I agreed to buy our half of my parents’ farm, as there were two title-deeds, paying it off monthly with the interest that my folks would have received if they had invested the money. This helped them to scale down their own farming operations – mostly eggs, at the time.
Sheila bought a prefabricated rondawel as her own work-space, which the labourer of the time helped her erect. She was inside and he out when she dropped her screwdriver. She felt around under the board panel she was holding and grabbed the handle and pulled. It seemed to be stuck, so she put some effort into the tug.
“Madam, that is my toe!”
My old friend Charles Howard (Jed) now lived in Johannesburg and worked in the grout factory laboratory of the construction firm, Murray & Roberts.

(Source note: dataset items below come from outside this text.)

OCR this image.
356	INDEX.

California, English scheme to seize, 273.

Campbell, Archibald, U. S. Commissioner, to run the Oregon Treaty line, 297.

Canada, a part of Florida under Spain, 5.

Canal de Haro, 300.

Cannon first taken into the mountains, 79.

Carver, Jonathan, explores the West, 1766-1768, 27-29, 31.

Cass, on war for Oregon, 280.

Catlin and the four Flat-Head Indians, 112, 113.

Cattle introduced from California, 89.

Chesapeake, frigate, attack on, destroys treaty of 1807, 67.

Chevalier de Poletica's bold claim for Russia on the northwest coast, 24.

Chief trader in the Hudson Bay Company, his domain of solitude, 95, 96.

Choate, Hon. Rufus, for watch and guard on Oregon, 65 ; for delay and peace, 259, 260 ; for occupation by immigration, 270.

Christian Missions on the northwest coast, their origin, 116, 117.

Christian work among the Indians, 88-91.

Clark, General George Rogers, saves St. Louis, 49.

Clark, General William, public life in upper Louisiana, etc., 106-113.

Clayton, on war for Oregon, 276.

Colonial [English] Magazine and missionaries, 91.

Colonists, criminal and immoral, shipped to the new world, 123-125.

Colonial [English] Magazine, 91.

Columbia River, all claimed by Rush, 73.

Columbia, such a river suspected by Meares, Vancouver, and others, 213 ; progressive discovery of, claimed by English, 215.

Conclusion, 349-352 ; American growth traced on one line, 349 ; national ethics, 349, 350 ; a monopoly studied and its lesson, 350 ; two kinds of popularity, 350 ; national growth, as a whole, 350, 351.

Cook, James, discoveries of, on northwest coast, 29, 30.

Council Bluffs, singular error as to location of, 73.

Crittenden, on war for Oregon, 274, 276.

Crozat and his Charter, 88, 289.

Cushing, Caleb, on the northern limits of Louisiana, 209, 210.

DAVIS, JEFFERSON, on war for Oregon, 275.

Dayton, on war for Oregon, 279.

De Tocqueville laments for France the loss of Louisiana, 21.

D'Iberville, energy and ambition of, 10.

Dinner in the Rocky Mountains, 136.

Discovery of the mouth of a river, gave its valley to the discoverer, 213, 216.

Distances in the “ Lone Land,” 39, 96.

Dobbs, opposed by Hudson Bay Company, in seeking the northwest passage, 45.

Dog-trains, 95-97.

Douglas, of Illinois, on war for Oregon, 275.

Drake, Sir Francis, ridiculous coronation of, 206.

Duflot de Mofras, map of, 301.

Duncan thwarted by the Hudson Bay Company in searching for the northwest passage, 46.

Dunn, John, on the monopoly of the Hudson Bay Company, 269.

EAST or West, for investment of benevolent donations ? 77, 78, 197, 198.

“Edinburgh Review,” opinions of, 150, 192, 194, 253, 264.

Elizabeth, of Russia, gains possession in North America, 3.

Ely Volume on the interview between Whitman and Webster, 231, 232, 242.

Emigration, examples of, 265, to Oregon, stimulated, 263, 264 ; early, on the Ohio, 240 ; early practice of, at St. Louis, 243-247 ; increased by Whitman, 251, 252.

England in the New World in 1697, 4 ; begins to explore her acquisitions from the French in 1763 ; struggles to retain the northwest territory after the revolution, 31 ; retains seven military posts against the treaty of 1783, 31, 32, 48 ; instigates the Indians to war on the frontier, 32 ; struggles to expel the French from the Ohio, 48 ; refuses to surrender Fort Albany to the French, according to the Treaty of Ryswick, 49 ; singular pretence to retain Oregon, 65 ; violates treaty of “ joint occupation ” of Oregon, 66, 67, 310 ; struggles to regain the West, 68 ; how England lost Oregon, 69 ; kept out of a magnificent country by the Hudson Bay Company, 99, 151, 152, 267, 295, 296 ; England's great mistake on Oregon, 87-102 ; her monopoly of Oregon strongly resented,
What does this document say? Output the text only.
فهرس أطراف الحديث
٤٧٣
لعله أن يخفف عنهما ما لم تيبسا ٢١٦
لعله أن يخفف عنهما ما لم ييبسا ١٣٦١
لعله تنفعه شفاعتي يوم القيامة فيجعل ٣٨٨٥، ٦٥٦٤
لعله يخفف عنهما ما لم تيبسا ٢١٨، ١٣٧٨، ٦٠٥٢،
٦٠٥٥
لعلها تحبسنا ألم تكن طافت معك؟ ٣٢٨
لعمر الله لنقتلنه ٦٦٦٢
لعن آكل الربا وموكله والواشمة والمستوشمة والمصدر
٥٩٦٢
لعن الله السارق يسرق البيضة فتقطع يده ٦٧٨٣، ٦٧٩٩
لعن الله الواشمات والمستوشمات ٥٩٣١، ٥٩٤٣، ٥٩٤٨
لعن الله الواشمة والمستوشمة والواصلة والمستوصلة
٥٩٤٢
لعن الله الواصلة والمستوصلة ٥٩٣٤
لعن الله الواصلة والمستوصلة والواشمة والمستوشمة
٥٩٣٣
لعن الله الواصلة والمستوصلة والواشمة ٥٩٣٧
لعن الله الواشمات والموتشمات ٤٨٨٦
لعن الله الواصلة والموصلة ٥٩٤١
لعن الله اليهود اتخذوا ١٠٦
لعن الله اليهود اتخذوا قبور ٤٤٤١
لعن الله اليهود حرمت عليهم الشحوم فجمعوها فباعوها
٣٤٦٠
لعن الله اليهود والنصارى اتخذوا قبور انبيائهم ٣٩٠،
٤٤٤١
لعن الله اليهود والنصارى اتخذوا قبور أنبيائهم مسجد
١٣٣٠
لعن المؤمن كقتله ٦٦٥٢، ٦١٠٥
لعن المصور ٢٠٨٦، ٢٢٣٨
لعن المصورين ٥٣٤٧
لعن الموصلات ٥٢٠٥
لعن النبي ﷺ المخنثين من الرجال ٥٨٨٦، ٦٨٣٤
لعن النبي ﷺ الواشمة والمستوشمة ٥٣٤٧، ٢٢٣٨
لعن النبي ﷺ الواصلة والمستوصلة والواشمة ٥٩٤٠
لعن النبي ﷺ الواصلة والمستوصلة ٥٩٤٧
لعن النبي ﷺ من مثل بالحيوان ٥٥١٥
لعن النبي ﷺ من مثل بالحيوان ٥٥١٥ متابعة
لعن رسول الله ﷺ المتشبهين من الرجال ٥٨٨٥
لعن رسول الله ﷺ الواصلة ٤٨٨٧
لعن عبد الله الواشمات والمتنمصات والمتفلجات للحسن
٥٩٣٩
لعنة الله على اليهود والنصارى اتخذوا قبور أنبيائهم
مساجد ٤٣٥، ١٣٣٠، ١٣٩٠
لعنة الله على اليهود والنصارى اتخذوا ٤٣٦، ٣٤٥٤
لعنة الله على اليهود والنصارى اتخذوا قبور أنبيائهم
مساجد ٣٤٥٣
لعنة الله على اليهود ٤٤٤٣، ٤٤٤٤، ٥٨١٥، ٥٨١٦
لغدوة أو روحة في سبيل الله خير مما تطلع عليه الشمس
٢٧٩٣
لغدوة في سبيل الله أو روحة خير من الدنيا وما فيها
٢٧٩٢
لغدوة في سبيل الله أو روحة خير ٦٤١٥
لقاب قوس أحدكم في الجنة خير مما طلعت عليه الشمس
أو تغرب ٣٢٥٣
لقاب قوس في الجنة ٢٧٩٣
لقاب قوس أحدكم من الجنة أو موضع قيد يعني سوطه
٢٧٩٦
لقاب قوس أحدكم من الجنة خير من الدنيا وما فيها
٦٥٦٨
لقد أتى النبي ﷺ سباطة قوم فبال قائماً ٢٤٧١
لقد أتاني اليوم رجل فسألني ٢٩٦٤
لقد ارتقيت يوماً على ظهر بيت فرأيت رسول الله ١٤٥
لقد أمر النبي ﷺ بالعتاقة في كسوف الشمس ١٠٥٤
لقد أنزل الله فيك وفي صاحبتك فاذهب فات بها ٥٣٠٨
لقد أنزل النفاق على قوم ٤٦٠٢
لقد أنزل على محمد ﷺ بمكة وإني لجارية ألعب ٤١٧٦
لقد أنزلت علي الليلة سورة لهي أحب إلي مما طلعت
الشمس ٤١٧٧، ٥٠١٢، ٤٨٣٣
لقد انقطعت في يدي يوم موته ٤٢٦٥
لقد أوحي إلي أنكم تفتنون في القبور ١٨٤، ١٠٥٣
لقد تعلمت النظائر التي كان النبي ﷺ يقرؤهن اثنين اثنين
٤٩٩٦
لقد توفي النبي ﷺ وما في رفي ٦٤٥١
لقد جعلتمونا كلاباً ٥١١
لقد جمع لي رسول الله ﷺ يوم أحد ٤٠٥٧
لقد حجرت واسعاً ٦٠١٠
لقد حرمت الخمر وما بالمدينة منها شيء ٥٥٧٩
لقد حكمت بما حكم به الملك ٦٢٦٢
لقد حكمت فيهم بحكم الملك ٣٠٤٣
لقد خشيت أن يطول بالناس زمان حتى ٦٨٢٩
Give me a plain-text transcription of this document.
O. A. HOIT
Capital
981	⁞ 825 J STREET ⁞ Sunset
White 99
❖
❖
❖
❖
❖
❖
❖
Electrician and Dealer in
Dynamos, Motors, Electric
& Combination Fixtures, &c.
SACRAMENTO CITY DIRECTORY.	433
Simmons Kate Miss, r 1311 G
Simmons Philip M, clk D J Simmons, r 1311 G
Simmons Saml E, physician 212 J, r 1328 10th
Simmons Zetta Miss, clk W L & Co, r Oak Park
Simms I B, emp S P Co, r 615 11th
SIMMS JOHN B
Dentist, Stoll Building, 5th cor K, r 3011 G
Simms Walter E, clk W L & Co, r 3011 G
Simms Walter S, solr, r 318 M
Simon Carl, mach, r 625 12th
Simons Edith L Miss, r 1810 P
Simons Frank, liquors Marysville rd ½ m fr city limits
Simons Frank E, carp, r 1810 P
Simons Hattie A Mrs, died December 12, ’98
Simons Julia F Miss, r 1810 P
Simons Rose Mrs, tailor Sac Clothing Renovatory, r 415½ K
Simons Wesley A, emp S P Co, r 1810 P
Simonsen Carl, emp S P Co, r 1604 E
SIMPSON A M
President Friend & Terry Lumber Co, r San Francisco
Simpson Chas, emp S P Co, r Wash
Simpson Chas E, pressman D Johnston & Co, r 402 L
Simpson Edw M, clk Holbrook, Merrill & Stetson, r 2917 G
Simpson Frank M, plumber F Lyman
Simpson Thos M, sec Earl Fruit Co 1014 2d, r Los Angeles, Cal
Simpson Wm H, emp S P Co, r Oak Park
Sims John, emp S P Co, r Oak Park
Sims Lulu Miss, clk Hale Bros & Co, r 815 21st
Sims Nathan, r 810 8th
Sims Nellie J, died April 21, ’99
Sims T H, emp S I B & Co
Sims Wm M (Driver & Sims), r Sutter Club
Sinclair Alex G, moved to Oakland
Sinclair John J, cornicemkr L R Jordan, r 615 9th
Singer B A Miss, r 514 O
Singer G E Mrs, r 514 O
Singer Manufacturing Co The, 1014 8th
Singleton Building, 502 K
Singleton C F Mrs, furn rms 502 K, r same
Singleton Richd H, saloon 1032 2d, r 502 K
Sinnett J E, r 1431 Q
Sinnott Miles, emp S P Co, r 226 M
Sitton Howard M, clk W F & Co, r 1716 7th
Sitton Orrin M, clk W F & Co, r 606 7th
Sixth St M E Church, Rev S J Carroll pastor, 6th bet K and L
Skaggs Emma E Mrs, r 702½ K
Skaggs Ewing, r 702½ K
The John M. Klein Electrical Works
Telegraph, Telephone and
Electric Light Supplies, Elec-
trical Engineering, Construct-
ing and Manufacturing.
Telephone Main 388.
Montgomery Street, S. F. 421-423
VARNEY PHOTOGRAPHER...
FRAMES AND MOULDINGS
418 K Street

The process included a lot of cement which had to be freshly made. Obviously, when it was past its use-by date, it was condemned, thus Jed would pass a few bags on to me for the house. I would pick it up from him on my way home from Carletonville.
Not afraid of manual labour, herself, Sheila started to dig the house foundations with pick and shovel. The house was going to be built on a slope. She started on the down slope and as she worked her way uphill, keeping the trench floor level, so that it got deeper as the ground rose. Soon she was barking her knuckles on the stony sides. Here, it was nearly a metre deep.
Far from being grateful for her heroic efforts, I viewed the deep trench with dismay when I arrived for the weekend and asked her if she had never heard of stepped foundations. The amount of concrete now needed to fill it was going to be substantial!